Где и как он познакомился с Зиной, не знаю. Но однажды, когда я посетил ее по просьбе сестры, мечтавшей подработать на ночных киносъемках, меня встретил Гриша. Он был в свободной пижаме, самоуверенный, сильный. За Гришей я увидел небольшой холодильник, которого у Зины раньше не было, а уже за холодильником — саму Зину. Я едва узнал ее, такую радость, такой восторг источала она. Зина улыбалась с непривычным добродушием, разговаривала милостиво и спокойно-снисходительно.
С Гришей мы сошлись сразу, с первой же его ответной фразы:
— Да ты, парень, молоток! В общем — железо, сталь и другие сплавы…
Он был всегда заведен на юмор — как со мной, тогда, так и теперь — с Риммой.
Выпроваживая ее, пунцовую, по коридору, он громогласно говорит:
— Вопрос: что раньше сотрется — противоречие между умственным и физическим трудом или — между мужчиной и женщиной?
И добродушно и гулко хохочет. Не помня себя от стыда, полковница убирается восвояси.
— Ну как? Удалось? Выпил? — бросается к ней Зина.
Римма молча выкладывает на кухонный столик луковицу, кусок сала, ставит чекушку.
Поздно за полночь Зина, похудевшая от слез, пишет письмо, которое отправит с уведомлением о вручении и оплаченным ответом:
«Дорогой товарищ Вольф Мессинг! Читала Ваши воспоминания, не раз с восхищением следила за Вашими выступлениями. Обращаюсь теперь к Вам за экстренной помощью, так как я оказалась в совершенно необычной ситуации. Очень надеюсь на Ваш талант и Ваши знания. Дело в том…»
Письмо получается длинным, переполненным доказательствами. Приводятся возможные варианты причины происшедшего. Дается подробная характеристика Грише. Не забывается его биография, увлечения, круг знакомых, домашний и служебный адреса, телефоны…

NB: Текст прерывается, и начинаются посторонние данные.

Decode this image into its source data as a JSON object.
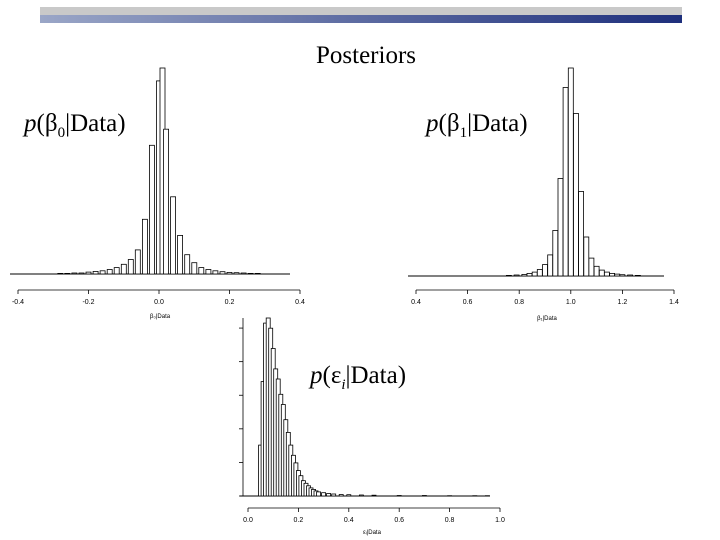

Недели через три, по возвращении письма нераспечатанным с указанием: «Адресат выбыл…», Зина зовет к себе меня.
Я у нее, признаться, давно уже не вызываю интереса. Впрочем, нет, была очень короткая пора, когда Зина обратила на меня внимание: после восьмого класса я поступил в специальную школу Военно-Воздушных Сил. Летная фуражка с блестящим от асидола латунным «крабом», серая офицерская шинель с курсантскими погонами, гимнастерка, специально по неписаной моде подрезанная понизу, расклешенные брюки — все это хоть и не могло придать не имевшейся от природы мужской неотразимости, но преобразило и выделило меня.
Зина же к той поре, учась классом старше, чем я, сделалась матерым театральным «сыром» — завсегдатаем премьер у вахтанговцев на Арбате и в Театре киноактера на Воровского. Когда не имелось пропуска или денег на билет, она дожидалась первого антракта и проникала в зал с вышедшими покурить на свежий воздух. А денег теперь недоставало: вскоре после войны отец оставил семью. Матери, разбухшей от лежания и чтения романов, пришлось все перестраивать, резко менять стиль жизни. И поразительно, как быстро эта сонная, вялая женщина, без профессии, без образования, приспособилась к новым условиям.
Нужно ли снять квартиру для тороватых гостей с Кавказа, отыскать комнату на месяц одинокому иногороднему аспиранту или предоставить желанный ночлег загулявшему работнику торговой сети, устроиться приезжему из Магадана в гостинице, добыть мурманчанину билеты на заморскую знаменитость, — Зинина мама тут как тут. Зинина мама была закоперщиком, бригадиром, помрежем.
А дочка? Она легко проходила за кулисы, держала себя накоротке с молодыми звездами, и уже отставники видели ее на «Мосфильме» под ручку с прошумевшим киноактером. Но то ли ей на время приелась актерская среда, то ли ее киноактер уехал на очередные съемки, только Зина, встретив меня во дворе, долго не отпускала, восхищаясь моим мужественным видом, и просила непременно зайти в гости.
— Мама скоро ложится на обследование сердца… Так что я буду скучать… И очень долго… — с томностью сказала она.
От невинности я был суров, категоричен, говорил резко и далее смеялся особенно — отрывисто и почти беззвучно, стесняясь своего смеха, самого себя. Это потом я изобрел смех добродушно-открытый, военный, хотя военным так и не стал.
Пообещав навестить Зину, я не собирался делать этого и только подумал: «Как вся изломалась! Какая стала кривляка!»
Я сторонился девушек, хотя в спецшколе почти у каждого уже была подруга, к которой будущий авиатор относился с подчеркнутым вниманием, даже рыцарством, а вот за глаза, еще по-мальчишески стыдясь женщин, мог с напускным цинизмом сказать о ней друзьям любую сальность и называл не иначе как «спецухой».